Bourdieu e a oficina sociológica
Pierre Bourdieu (1930-2002) |
Em Introdução a uma sociologia reflexiva, Bourdieu reflete sobre o ofício de sociólogo e opta pela imagem da oficina ao invés da imagem do laboratório.
A oficina está ligada a noção de ofício e com o mundo do artesanal. A oficina é o locus da ação, lugar do processo de criação.
Concentremo-nos na relação entre a oficina e a loja como metáforas da exposição das nossas pesquisas.
Na loja, os objetos estão expostos, prontos e acabados, fechados. Na oficina, o objeto está em processo de feitura, inacabado, aberto.
Oficina é devir. Loja é ponto de chegada. Oficina é lugar de reflexão. Loja é lugar de apreciação.
É na oficina que se fazem os esboços. Na loja é onde se ocultam os esboços.
Não é somente a imagem, mas o processo criativo da oficina que interessa a Bourdieu ao aconselhar os seus leitores exporem os seus objetos inacabados, abertos, esboçados.
“O homo academicus gosta do acabado” (2012, p. 19), ele é a alma e o corpo da loja, já na oficina se tecem outros agenciamentos mais próximos, talvez, de um homo ludens.
Bourdieu sugere um "como fazer", que aprendeu ao longo dos anos de pesquisa e pretende comunicá-lo aos jovens sociólogos, mas guardando distância de um certo espírito professoral e teorético, a maneira de Talcott Parsons.
Bourdieu partilha orientações práticas na forma de "dicas" e "macetes" de como apresentar e construir o objeto, de como encarar os erros, sugerindo rir deles de forma coletiva, não em tom de chacota, mas como velhos amigos rindo das presepadas do passado (BOURDIEU, 2012, p. 18-19).

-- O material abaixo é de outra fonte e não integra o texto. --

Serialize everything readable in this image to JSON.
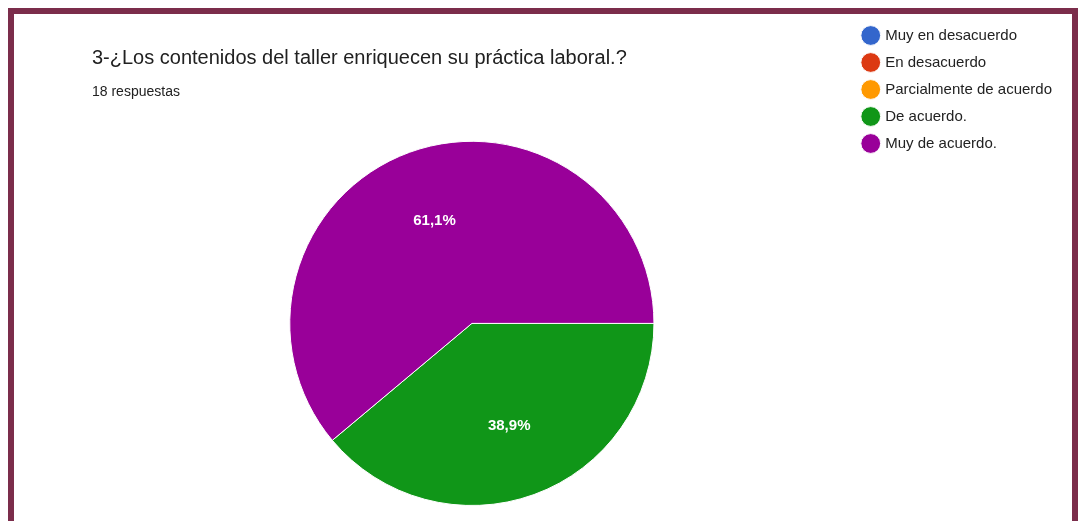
{
  "chart_data": {
    "type": "pie",
    "title": "3-¿Los contenidos del taller enriquecen su práctica laboral.?",
    "subtitle": "18 respuestas",
    "categories": [
      "Muy en desacuerdo",
      "En desacuerdo",
      "Parcialmente de acuerdo",
      "De acuerdo.",
      "Muy de acuerdo."
    ],
    "values": [
      0,
      0,
      0,
      38.9,
      61.1
    ],
    "colors": [
      "#3366cc",
      "#dc3912",
      "#ff9900",
      "#109618",
      "#990099"
    ],
    "value_labels": [
      null,
      null,
      null,
      "38,9%",
      "61,1%"
    ],
    "legend": "right"
  }
}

É por esse caminho que ele realiza a sua “palestra-oficina”.
Bourdieu aconselha a apresentação leve e sucinta do tema de trabalho, sem ser defensivo e fechado, como um objeto exposto na loja, mas simples e modesto, como um objeto em construção na oficina, objeto que se encontra sob intervenção de diversas técnicas e instrumentos, e busca os mais adequados.
O que interessa, nesse momento, é o barulho criativa da oficina, onde são feitos esboços e se ouvem marteladas, e não o silêncio contemplativo da loja.
A oficina está impregnada do cheiro de suor dos corpos em ação e não do perfume do corpo banhado e bem-vestido que visita à loja.
É nesse processo de busca dos mais adequados instrumentos e técnicas de construção que se revelam as dificuldades e “nada mais universalizável do que as dificuldades”, lembra Bourdieu (2012, p. 18).
As dificuldades podem revelar as emoções e sentimentos envolvidos na construção do objeto.
Mesmo a pesquisa sendo uma atividade racional, ela tem “o efeito de aumentar o temor e a angústia” (2012, p. 18).
Assim, a partir de Bourdieu, pode-se dizer que a pesquisa é racional, mas também emocional, ela envolve cálculos de maximização de investimentos, construção e desconstrução de afetos, se é que isso é possível.
Raphael Cruz
Referências
BOURDIEU, Pierre. Introdução a uma sociologia reflexiva. In: BOURDIEU, Pierre. O poder simbólico. Tradução de Fernando Braz. Rio de Janeiro: Bertrand Brasil, 2012.
Observação: esta postagem foi revisada em 20 de outubro de 2022.